“You’re the only family I have.”
The thing about Carrie Mathison is that for all her intelligence, for all her abilities to manipulate and extract the truth and expose who she wants to expose, she oftentimes gets in over her head emotionally. We saw it with Brody, and we’re now definitely seeing it with Aayan as well; she’s excellent when it comes to drawing him in, but at the same time, she may not realize that she’s drawing herself in, too.
In fact, she’s already in so far that her other duties are falling by the wayside, and the cleric that Fara and Quinn are following ends up eluding their grasp because she’s too busy with Aayan. To make matters worse, Saul is in the trunk of the cleric’s car, and what this situation implies is that because Carrie is too invested emotionally, she’s distracted from one of the few people she actually connects with and cares about and has a mutual respect for.

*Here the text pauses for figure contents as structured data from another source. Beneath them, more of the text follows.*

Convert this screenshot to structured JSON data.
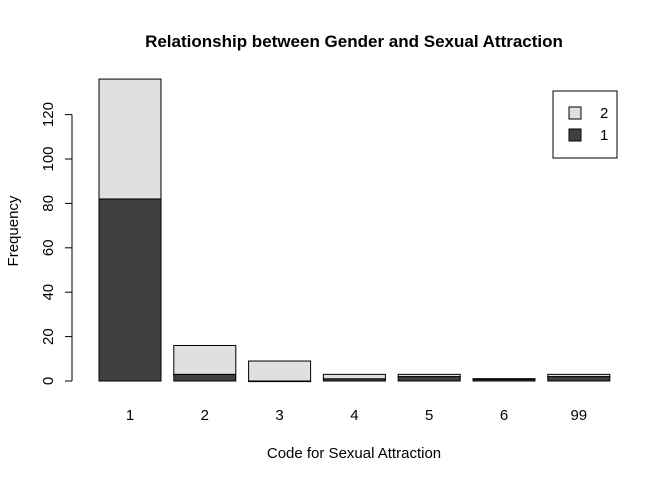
{
  "chart_data": {
    "type": "bar",
    "stacked": true,
    "title": "Relationship between Gender and Sexual Attraction",
    "xlabel": "Code for Sexual Attraction",
    "ylabel": "Frequency",
    "categories": [
      "1",
      "2",
      "3",
      "4",
      "5",
      "6",
      "99"
    ],
    "series": [
      {
        "name": "1",
        "values": [
          82,
          3,
          0,
          1,
          2,
          1,
          2
        ],
        "color": "#404040"
      },
      {
        "name": "2",
        "values": [
          54,
          13,
          9,
          2,
          1,
          0,
          1
        ],
        "color": "#e0e0e0"
      }
    ],
    "ylim": [
      0,
      137
    ],
    "yticks": [
      0,
      20,
      40,
      60,
      80,
      100,
      120
    ],
    "legend": {
      "position": "top-right",
      "order": [
        "2",
        "1"
      ]
    },
    "grid": false
  }
}
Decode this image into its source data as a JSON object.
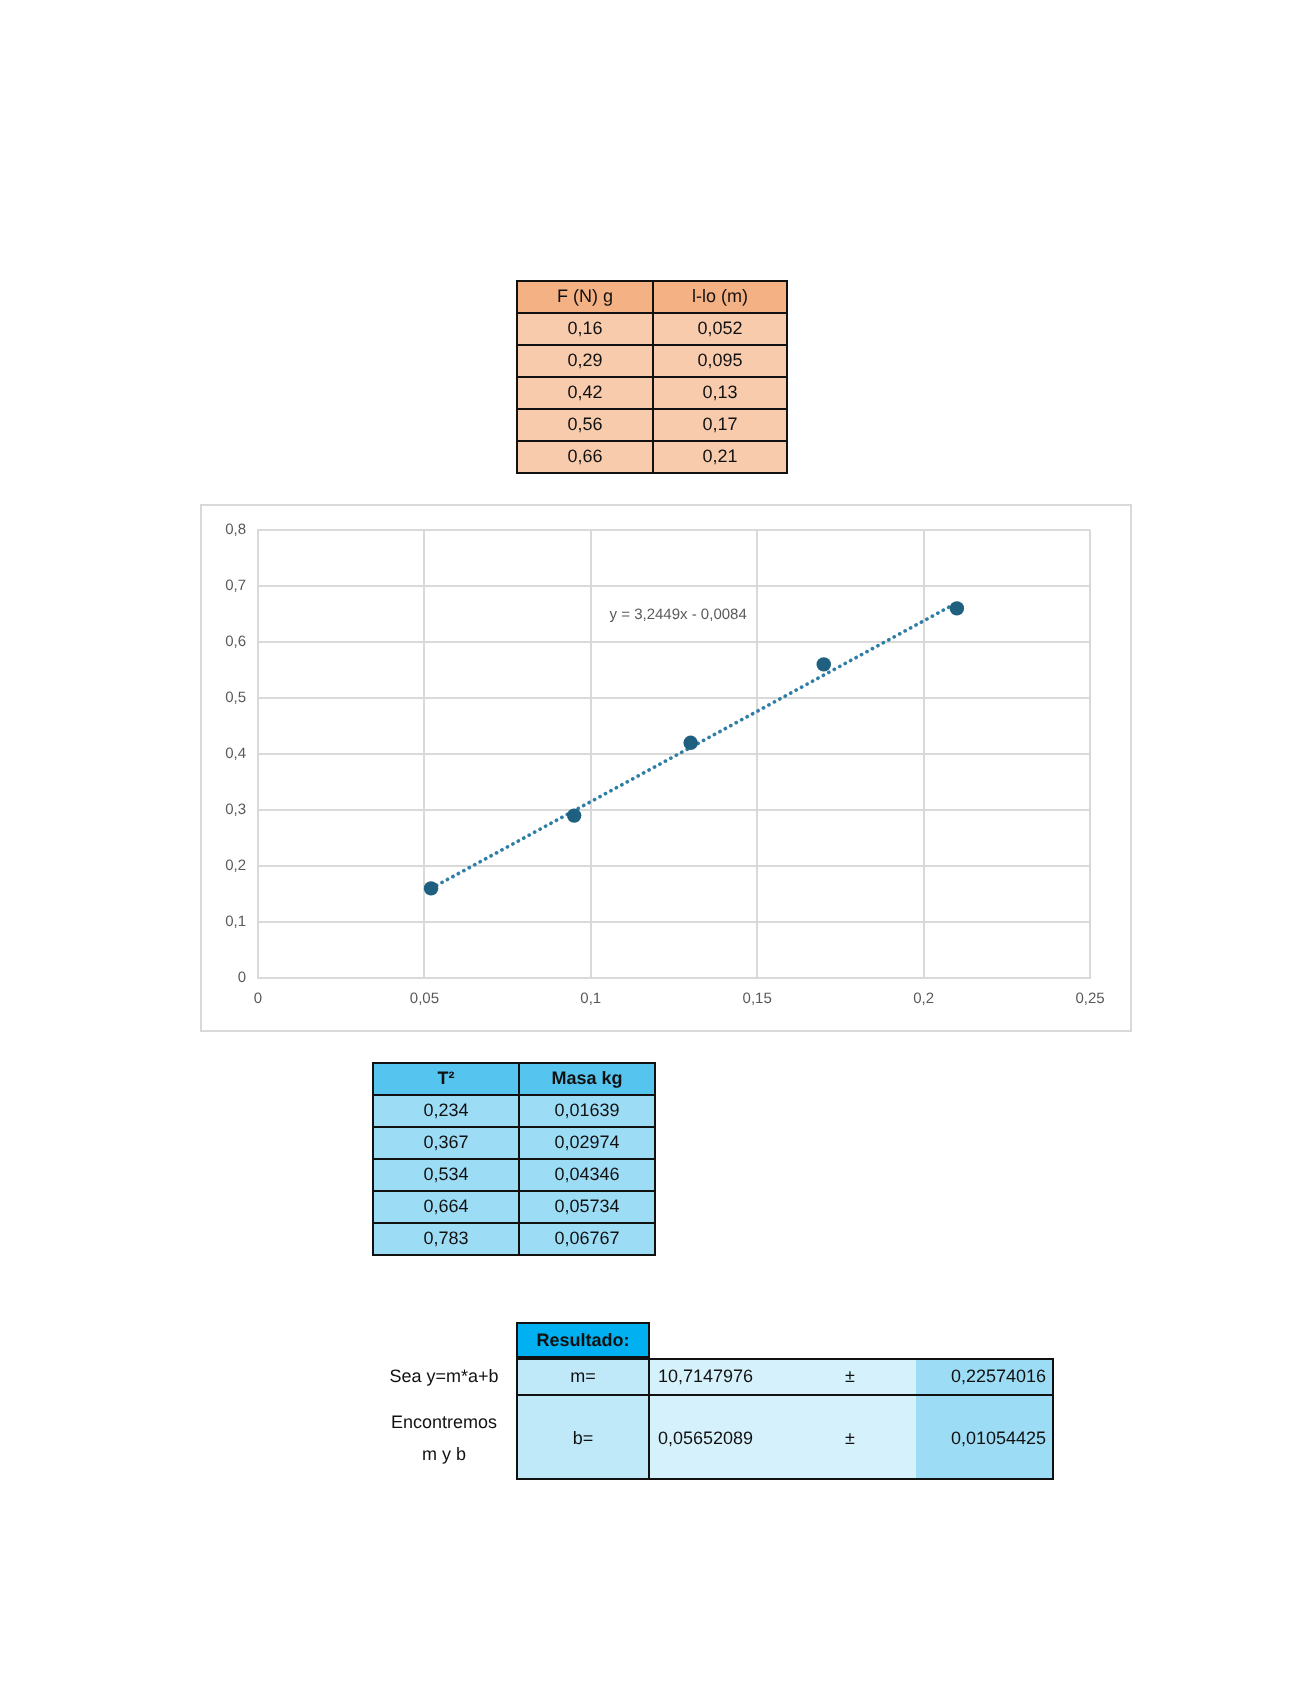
{
  "chart_data": [
    {
      "type": "other",
      "annotations": [
        "F (N) g",
        "l-lo (m)",
        "0,16",
        "0,052",
        "0,29",
        "0,095",
        "0,42",
        "0,13",
        "0,56",
        "0,17",
        "0,66",
        "0,21"
      ]
    },
    {
      "type": "scatter",
      "marker": "circle",
      "grid": true,
      "xlim": [
        0,
        0.25
      ],
      "xticks": [
        0,
        {
          "value": 0.05,
          "label": "0,05"
        },
        {
          "value": 0.1,
          "label": "0,1"
        },
        {
          "value": 0.15,
          "label": "0,15"
        },
        {
          "value": 0.2,
          "label": "0,2"
        },
        {
          "value": 0.25,
          "label": "0,25"
        }
      ],
      "ylim": [
        0,
        0.8
      ],
      "yticks": [
        0,
        {
          "value": 0.1,
          "label": "0,1"
        },
        {
          "value": 0.2,
          "label": "0,2"
        },
        {
          "value": 0.3,
          "label": "0,3"
        },
        {
          "value": 0.4,
          "label": "0,4"
        },
        {
          "value": 0.5,
          "label": "0,5"
        },
        {
          "value": 0.6,
          "label": "0,6"
        },
        {
          "value": 0.7,
          "label": "0,7"
        },
        {
          "value": 0.8,
          "label": "0,8"
        }
      ],
      "series": [
        {
          "color": "#1f5f7f",
          "x": [
            0.052,
            0.095,
            0.13,
            0.17,
            0.21
          ],
          "values": [
            0.16,
            0.29,
            0.42,
            0.56,
            0.66
          ]
        },
        {
          "type": "line",
          "color": "#2e7da6",
          "x": [
            0.052,
            0.21
          ],
          "values": [
            0.16,
            0.67
          ],
          "marker": "none",
          "line_style": "dotted"
        }
      ],
      "annotations": [
        "y = 3,2449x - 0,0084"
      ]
    },
    {
      "type": "other",
      "annotations": [
        "T²",
        "Masa kg",
        "0,234",
        "0,01639",
        "0,367",
        "0,02974",
        "0,534",
        "0,04346",
        "0,664",
        "0,05734",
        "0,783",
        "0,06767"
      ]
    },
    {
      "type": "other",
      "annotations": [
        "Resultado:",
        "Sea y=m*a+b",
        "m=",
        "10,7147976",
        "±",
        "0,22574016",
        "Encontremos m y b",
        "b=",
        "0,05652089",
        "±",
        "0,01054425"
      ]
    }
  ]
}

She’s the kind of person who can’t keep her emotions and her job separate, which is interesting considering she came to Islamabad to do exactly that.
Now, we see Fara getting deeper and deeper into this mess as well, and this exemplifies the way the environment these characters live in can corrupt and consume. She has a conversation with Quinn about exploiting weaknesses, about “becoming a professional liar in order to be good at this job”, and we get the sense that while Quinn is trying to save Carrie from a certain world, he’s also simultaneously pushing Fara into it. This is simply a world of espionage, and it’s difficult to break free.
Yet, Fara’s also stronger than she appears, and the same could be said for Aayan or even Dennis Boyd. Because this is a world of espionage, everyone’s spying in one way or another, and seemingly innocent faces are diving straight into the fray. With Aayan, the image of him sneaking a peek at Carrie under the sheets encapsulates the idea of him being some sort of spy; at this moment, he sees her in her most vulnerable, physical state, and later on, he turns the tables a bit–seeing her in a vulnerable emotional state–and pokes and prods about her past with Brody. Yes, she’s manipulating him there, but there’s certainly more to this dynamic then Carrie sees at the moment. The hug at the end is touching, icky, and foreboding all at once.
“Is there no line?” Quinn accusingly spits at Carrie as she stands in front of him after the failed grab. At a certain point, it becomes difficult to tell.
-I’m not sure how much I like the Saul storyline; it strains credibility a bit here, but hey, if this is what’s needed to bring him back into the thick of things, then so be it.
-Dennis Boyd spends much of the episode in a drunken, rundown state, but he ends the episode breaking into Carrie’s apartment and taking pictures of her medicine. Yet another person who has more going on than he seems at first.